Earlier that afternoon, in the elegant salon of Chateau Treville, there had been an intense debate regarding the level of surveillance required for that evening’s meeting. Gabriel, perhaps owing to the burden of pending command, had wanted as many eyes as possible on his agent, both human and electronic. Only Eli Lavon dared to offer a countervailing opinion. Lavon knew the possibilities of surveillance, and its pitfalls. Clearly, he argued, Jalal Nasser intended to take his potential recruit on a surveillance-detection run before baring his jihadist soul to her. And if he discovered they were being followed, the operation would be doomed before it left port. Nor was it possible, said Lavon, to conceal a tracking beacon on Natalie, because the technologically minded operatives of ISIS and al-Qaeda knew how to find them.

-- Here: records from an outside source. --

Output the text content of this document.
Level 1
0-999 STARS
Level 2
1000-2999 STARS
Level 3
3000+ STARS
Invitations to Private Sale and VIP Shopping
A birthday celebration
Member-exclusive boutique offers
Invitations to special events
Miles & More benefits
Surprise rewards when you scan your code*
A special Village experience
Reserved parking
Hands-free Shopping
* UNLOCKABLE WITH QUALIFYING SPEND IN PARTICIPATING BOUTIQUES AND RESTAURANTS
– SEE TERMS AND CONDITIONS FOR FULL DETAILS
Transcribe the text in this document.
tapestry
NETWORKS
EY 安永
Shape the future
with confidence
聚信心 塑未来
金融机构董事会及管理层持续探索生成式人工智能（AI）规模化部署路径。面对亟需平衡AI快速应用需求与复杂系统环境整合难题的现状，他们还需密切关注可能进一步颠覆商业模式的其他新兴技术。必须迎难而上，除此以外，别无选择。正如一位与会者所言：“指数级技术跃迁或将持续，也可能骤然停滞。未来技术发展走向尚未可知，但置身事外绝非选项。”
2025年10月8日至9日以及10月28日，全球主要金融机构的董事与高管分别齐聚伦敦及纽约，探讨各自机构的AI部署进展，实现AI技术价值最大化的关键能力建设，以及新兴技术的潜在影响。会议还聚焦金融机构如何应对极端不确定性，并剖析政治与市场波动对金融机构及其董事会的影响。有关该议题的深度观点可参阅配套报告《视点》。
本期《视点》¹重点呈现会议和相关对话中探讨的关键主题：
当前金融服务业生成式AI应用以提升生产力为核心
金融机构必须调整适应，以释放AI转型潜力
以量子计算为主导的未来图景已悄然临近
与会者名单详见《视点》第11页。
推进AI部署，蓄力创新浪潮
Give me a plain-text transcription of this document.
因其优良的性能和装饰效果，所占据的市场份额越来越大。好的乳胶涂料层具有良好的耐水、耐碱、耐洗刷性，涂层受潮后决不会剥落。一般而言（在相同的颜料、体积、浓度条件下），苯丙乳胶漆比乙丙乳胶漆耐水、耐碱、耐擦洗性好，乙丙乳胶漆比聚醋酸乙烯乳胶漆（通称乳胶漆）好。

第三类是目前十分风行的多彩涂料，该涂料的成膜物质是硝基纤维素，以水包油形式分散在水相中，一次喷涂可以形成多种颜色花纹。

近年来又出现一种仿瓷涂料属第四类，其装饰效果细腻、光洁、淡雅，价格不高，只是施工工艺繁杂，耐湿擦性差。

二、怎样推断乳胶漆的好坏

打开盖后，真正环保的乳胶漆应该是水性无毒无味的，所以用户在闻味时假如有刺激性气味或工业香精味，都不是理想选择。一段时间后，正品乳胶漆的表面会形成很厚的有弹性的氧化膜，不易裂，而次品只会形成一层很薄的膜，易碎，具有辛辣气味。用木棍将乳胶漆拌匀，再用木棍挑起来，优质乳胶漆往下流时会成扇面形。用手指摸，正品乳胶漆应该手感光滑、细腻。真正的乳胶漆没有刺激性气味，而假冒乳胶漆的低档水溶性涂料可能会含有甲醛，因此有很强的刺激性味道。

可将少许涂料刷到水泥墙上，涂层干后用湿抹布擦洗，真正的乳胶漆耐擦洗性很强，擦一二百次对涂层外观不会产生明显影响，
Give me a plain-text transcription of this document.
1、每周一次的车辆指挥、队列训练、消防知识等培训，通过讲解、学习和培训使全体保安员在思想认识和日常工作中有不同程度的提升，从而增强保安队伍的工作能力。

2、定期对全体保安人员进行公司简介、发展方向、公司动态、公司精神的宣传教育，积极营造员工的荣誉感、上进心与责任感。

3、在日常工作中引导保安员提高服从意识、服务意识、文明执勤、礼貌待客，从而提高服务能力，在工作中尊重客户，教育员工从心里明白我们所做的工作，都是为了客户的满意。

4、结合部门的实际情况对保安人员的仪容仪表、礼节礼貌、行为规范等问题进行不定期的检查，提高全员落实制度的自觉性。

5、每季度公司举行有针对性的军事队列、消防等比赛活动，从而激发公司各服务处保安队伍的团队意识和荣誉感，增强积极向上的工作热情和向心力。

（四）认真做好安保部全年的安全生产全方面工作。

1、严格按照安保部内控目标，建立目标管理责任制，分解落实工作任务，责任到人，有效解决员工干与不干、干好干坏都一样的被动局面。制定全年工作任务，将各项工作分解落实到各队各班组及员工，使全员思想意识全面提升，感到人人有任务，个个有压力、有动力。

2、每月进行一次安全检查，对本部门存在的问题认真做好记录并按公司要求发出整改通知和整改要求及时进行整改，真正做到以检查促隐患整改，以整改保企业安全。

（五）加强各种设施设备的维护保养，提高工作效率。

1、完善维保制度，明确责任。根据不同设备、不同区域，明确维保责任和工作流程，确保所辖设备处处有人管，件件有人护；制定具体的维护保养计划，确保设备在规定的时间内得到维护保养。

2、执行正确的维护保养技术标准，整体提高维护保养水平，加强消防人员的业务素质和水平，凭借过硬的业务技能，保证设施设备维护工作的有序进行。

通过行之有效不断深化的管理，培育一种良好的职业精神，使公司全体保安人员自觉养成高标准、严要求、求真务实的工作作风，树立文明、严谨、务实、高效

It was a brotherly row, but heated. There were voices raised, mild insults exchanged, and a piece of fruit, a banana of all things, hurled in frustration—though afterward Lavon insisted that Gabriel’s lightning-fast duck, while impressive, had been wholly unnecessary, for it was only a warning shot across the bow. Lavon prevailed in the end, if only because Gabriel, in his operational heart, knew that his old friend was correct. He was magnanimous in defeat, but no less worried about sending his agent into the meeting entirely alone. Despite his unthreatening appearance, Jalal Nasser was a ruthless and committed jihadi killer who had served as a project manager for two devastating terror attacks. And Natalie, for all her training and intelligence, was a Jew who happened to speak Arabic very well.
And so, at two minutes past nine that evening, as Natalie swung her leg over the back of Jalal Nasser’s Piaggio motorbike, only French eyes were watching, and only from a distance. The battered Renault followed for a time and was soon replaced by a Citro?n. Then the Citro?n dropped away too, and only the cameras watched over them. They tracked them northward, past Le Bourget Airport and Charles de Gaulle, and eastward through the villages of Thieux and Juilly. Then, at nine twenty, Paul Rousseau rang Gabriel to say that Natalie had vanished from their radar screens.
At which point Gabriel and his team settled in for another long wait. Mordecai and Oded engaged in a furious game of table tennis; Mikhail and Eli Lavon waged war over a chessboard, Yossi and Rimona watched an American film on television. Only Gabriel and Dina refused to distract themselves with trivial pursuits. Gabriel paced alone in the darkened garden, worrying himself to death, while Dina sat alone in the makeshift operations room, staring at a black computer screen. Dina was grieving. Dina would have given anything to be in Natalie’s place.